Consumer-Directed Health Plans have increased in popularity but are only marginally helpful.

"Consumer Confidence Fairy" by Peter Simon on Flickr (Creative Commons License)Consumer-directed health plans (CDHPs) intend to control costs by shifting the financial risk of health care decision-making from payers to patients.  CDHPs require consumers to enroll in a high deductible health plan (HDHP) with either a Health Savings Account (HSA) or a Health Reimbursement Account (HRA), use sophisticated information tools to distinguish between high and low value care, and then make decisions on health care based on that knowledge.  The goal is to expose patients to the financial consequences of their medical decisions and drive value-based purchasing of health care.  While CDHP enrollment initially grew slowly in the late 1990s, it has increased more rapidly in recent years, rising from 8% to 17% of covered workers between 2009 and 2011.  This synthesis reviews 45 articles published  between January 2002 and December 2011 addressing the evidence about CDHPs and their effects on utilization, cost, and quality.

The overall results of the synthesis suggest that the CDHP strategy is a successful approach to cost containment primarily by reductions in pharmaceutical and outpatient expenses. Evidence suggests significant cost savings of 5-14%.  CDHP premiums tend to be lower than those of competing traditional plans. Differences in premiums by plan reflect three factors: the out-of-pocket payments, enrollee health status, and utilization and prices of services.

When employers offer CDHPs alongside other plans, CDHPs experience favorable selection based on age and/or health status. CDHP consumers have higher income levels and education than enrollees in other plans.  An analysis based on the Employee Benefits Research Institute (EBRI) annual survey suggests CDHP enrollees have better self-reported health status and more health conscious behaviors (e.g. lower rates of smoking and higher rates of exercise).

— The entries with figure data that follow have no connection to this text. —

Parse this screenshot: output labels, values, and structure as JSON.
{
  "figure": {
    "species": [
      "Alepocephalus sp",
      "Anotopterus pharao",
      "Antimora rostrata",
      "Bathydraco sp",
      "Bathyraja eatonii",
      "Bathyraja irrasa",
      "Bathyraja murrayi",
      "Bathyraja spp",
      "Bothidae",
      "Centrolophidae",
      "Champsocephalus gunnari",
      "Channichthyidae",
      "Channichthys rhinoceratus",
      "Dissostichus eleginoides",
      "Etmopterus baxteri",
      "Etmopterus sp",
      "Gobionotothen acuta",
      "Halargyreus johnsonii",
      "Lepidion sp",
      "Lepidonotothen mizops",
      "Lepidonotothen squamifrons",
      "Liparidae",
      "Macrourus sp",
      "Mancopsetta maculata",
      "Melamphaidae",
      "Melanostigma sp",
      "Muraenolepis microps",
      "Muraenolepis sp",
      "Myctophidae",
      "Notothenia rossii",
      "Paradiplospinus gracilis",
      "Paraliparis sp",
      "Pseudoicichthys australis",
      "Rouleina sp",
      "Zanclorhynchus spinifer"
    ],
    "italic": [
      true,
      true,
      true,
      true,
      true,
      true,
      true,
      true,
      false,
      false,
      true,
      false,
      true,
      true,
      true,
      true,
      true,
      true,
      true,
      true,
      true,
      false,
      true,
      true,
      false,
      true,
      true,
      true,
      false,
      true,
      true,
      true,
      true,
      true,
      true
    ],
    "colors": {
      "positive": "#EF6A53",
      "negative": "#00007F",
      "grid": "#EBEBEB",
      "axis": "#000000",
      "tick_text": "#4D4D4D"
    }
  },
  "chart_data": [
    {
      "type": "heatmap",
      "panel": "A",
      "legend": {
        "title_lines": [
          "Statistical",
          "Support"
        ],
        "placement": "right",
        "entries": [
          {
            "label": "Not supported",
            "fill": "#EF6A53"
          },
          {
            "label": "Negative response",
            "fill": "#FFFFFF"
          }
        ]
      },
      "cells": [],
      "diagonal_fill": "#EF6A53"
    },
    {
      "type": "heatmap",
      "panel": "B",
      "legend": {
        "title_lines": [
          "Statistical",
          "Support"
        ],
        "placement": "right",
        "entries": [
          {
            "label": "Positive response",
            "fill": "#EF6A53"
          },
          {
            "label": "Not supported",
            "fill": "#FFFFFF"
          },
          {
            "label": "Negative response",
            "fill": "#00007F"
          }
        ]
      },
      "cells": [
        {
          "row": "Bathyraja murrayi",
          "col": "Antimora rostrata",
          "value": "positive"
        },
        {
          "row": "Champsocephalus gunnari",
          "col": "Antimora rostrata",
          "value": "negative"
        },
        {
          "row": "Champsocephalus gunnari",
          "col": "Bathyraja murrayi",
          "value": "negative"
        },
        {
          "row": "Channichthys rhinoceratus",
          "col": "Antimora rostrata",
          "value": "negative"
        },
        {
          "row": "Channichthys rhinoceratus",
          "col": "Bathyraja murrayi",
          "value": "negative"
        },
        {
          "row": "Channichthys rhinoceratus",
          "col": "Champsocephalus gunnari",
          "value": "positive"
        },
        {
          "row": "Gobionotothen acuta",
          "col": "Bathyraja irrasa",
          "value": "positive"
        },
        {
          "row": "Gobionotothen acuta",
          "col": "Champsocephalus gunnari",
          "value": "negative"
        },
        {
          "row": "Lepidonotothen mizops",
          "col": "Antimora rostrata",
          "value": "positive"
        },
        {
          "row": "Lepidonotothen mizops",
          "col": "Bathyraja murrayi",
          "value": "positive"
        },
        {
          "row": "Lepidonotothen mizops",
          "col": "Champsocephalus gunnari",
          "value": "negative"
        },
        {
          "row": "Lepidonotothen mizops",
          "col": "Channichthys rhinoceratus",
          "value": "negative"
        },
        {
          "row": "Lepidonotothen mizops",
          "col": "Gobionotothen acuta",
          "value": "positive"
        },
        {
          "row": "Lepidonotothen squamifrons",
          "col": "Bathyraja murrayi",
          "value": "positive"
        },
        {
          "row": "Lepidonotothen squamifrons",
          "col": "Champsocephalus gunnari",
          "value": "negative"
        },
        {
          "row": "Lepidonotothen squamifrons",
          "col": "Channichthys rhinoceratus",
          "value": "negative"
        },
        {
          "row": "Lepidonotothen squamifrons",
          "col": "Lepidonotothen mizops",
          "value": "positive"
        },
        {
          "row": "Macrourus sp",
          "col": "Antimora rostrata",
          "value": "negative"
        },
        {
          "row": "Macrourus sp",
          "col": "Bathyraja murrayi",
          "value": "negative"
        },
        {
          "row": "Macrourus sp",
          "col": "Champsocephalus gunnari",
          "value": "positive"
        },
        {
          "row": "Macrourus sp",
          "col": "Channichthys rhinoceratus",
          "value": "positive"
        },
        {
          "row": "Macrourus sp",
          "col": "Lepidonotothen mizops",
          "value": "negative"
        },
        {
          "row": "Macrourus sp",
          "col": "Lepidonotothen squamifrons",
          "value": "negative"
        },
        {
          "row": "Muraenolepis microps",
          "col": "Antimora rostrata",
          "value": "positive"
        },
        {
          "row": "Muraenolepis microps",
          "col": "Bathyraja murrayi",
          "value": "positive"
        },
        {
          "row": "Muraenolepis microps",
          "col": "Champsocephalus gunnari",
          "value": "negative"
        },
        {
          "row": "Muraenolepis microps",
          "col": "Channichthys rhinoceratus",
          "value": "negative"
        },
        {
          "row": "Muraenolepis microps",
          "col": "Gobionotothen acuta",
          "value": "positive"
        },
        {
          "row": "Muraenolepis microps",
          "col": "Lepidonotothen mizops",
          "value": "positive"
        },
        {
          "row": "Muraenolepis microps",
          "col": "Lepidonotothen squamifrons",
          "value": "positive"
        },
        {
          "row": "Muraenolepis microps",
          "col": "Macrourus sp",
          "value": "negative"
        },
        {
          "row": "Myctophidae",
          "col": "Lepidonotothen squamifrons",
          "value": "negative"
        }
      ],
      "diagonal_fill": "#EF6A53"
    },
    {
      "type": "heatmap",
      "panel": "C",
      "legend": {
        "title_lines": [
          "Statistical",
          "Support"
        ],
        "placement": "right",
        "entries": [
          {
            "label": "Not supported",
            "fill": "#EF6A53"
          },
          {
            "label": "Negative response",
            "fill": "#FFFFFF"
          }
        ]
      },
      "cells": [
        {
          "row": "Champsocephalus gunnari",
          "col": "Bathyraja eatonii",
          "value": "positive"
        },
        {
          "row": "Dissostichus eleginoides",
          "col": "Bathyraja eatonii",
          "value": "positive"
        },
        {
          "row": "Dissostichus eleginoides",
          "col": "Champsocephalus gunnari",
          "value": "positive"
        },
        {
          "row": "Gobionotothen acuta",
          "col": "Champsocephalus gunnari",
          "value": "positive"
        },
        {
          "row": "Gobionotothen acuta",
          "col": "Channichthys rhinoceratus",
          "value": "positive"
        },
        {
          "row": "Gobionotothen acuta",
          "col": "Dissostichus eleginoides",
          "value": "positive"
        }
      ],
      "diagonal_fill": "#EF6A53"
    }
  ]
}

The evidence is unclear on how CDHPs affect utilization.  While some studies suggest that consumers indiscriminately reduce utilization, others provide evidence that CDHP enrollees reduce use of less clinically appropriate care.  As an example, CDHP enrollees responded by cutting back on ED visits for low severity rather than high severity issues.

Commentary

One argument in the health care debate is that the solution to skyrocketing spending is the empowerment of patients, providing them with choice (in service and provider) and allowing market forces to reduce the cost of service down to what patients are willing to pay.  Results of this study seem to reinforce this thinking through the CDHP model for low and medium risk enrollees.  This makes sense when you examine the CDHP model.  A low to medium risk population already represents low utilization, their need for sophisticated information tools is minimal, and their cost for less complex treatment is at the low end of the spectrum.

Now take the word “choice” out of the discussion, add in complexity of care for a high-risk, high demand enrollee, and subtract conclusive, unbiased information on an effective course of management and you find out why the CDHP has little effect on patients in this category.  For high-risk patients, those who consume the bulk of health care dollars, value is based on a set of criteria beyond the value of a product or service.  For them, value is measured in the results of a product or service – quality of life, or even life instead of death – where value cannot be quantified in dollars and cents.

“Consumer-directed health plans: do they deliver?” RWJF Synthesis Report #24.